Les motivations de Staline, connu pour son antisémitisme viscéral, pour soutenir Israël sont particulièrement complexes. Tout d'abord, il est essentiel de comprendre le contexte géopolitique de l'époque. Après la Seconde Guerre mondiale, l'URSS cherchait à étendre son influence au Moyen-Orient, une région stratégique riche en ressources pétrolières. En soutenant un nouvel État comme Israël, Staline espérait établir un pied-à-terre dans cette région, tout en contrecarrant l'influence des puissances occidentales, en particulier celle de la Grande-Bretagne.

En effet, bien que les Soviétiques et les Britanniques aient été alliés pendant la Seconde Guerre mondiale, les rapports entre Joseph Staline et Winston Churchill, Premier ministre britannique pendant le conflit, avaient toujours été compliquées et leurs relations personnelles et politiques particulièrement tendues. Le Petit Père des peuples se méfiait fortement de Churchill et de ses compatriotes, en raison des différences notables entre le communisme soviétique et le capitalisme britannique. De plus, la Grande-Bretagne était la nation occidentale qui possédait le plus grand empire colonial du monde, celui sur lequel le soleil ne se couchait jamais.

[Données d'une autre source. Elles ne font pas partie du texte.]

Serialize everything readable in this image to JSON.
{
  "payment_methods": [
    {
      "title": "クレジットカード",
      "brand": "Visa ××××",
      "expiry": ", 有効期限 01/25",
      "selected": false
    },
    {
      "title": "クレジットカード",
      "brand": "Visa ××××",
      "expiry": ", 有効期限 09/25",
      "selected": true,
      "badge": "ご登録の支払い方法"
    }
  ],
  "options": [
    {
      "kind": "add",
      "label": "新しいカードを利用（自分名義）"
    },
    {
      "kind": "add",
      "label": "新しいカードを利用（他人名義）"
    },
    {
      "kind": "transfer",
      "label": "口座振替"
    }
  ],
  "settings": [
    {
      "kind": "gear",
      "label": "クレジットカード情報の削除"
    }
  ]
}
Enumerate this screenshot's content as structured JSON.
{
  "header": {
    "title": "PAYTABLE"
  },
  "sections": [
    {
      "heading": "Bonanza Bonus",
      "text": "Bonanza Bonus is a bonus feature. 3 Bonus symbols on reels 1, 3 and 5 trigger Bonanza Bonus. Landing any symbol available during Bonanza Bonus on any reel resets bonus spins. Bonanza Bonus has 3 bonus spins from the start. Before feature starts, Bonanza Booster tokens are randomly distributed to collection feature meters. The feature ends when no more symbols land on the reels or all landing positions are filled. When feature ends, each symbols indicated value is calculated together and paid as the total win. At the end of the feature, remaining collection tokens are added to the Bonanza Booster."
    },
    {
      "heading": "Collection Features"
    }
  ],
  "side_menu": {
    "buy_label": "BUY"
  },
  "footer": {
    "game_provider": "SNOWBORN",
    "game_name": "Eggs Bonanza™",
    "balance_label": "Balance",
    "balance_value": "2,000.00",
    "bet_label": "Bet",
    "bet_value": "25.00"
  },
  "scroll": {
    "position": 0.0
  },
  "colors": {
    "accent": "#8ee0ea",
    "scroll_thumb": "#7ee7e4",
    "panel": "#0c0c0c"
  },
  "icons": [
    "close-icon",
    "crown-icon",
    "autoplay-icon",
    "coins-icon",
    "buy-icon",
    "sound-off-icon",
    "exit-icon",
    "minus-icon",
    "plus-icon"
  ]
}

Ensuite, il y avait une dimension idéologique. Staline, bien qu'athée, voyait dans le sionisme un mouvement de libération nationale qui pouvait être compatible avec les idéaux communistes. Le soutien à Israël pouvait être perçu comme une manière de promouvoir la lutte contre l'impérialisme, en soutenant un peuple opprimé dans sa quête d'indépendance. Cela s'inscrivait dans une logique de solidarité avec les mouvements de libération à travers le monde, que Staline cherchait à encourager pour contrer l'influence occidentale.

Enfin, le soutien à Israël permettait à Staline de renforcer son image en tant que leader progressiste et défenseur des opprimés, tout en consolidant son pouvoir au sein de l'URSS. En soutenant la création d'un État juif, il espèrait également apaiser les tensions avec la communauté juive soviétique, qui avait été largement persécutée sous son régime de terreur. Il voulait attirer les juifs du monde entier, y compris ceux d'Europe de l'Est, vers le communisme. Cette stratégie visait également à créer un contrepoids aux mouvements nationalistes arabes, qui étaient souvent hostiles à l'URSS. Plusieurs leaders arabes, comme le roi Abdallah de Jodanie, assassiné en 1951 par un réfugié palestinien, avaient des sympathies pro-britanniques, ce qui plaçait l'Union soviétique dans une position délicate.

Un retournement stratégique

À partir de 1953, peu de temps avant la mort du tyran rouge, la politique soviétique envers Israël a commencé à changer. L'URSS se rapprochait progressivement des pays arabes, notamment en raison de l'ascension du nationalisme arabe et de la Guerre froide qui polarisait les alliances. Les relations diplomatiques étroites entre l'Union soviétique et Israël se détériorent fortement dans les années 1960. Finalement, les Soviétique décidèrent de soutenir les États arabes dans leurs conflits armés avec Israël, notamment lors de la guerre des Six Jours en 1967. Ainsi, le pays qui avait largement contribué à l'indépendance d'Israël et la lutte pour sa survie, avait opéré un virage à 360 degrés :

Le soutien de Staline, pourtant profondément antisioniste et antisémite, à Israël est un chapitre vraiment fascinant et surprenant de l'histoire du XXe siècle. Motivé par des considérations géopolitiques, idéologiques et stratégiques, ce soutien a permis à I'État juif de se forger une place de premier plan sur la scène internationale, tout en posant les bases d'une rivalité qui perdure encore aujourd'hui. Loin d'être un simple épisode de la Guerre froide naissante, cette alliance inattendue entre le Petit Père des peuples et Ies juifs témoigne des dynamiques changeantes du pouvoir et des alliances dans un monde en constante évolution. Mais l'ombre de Staline plane toujours sur la Russie de Poutine.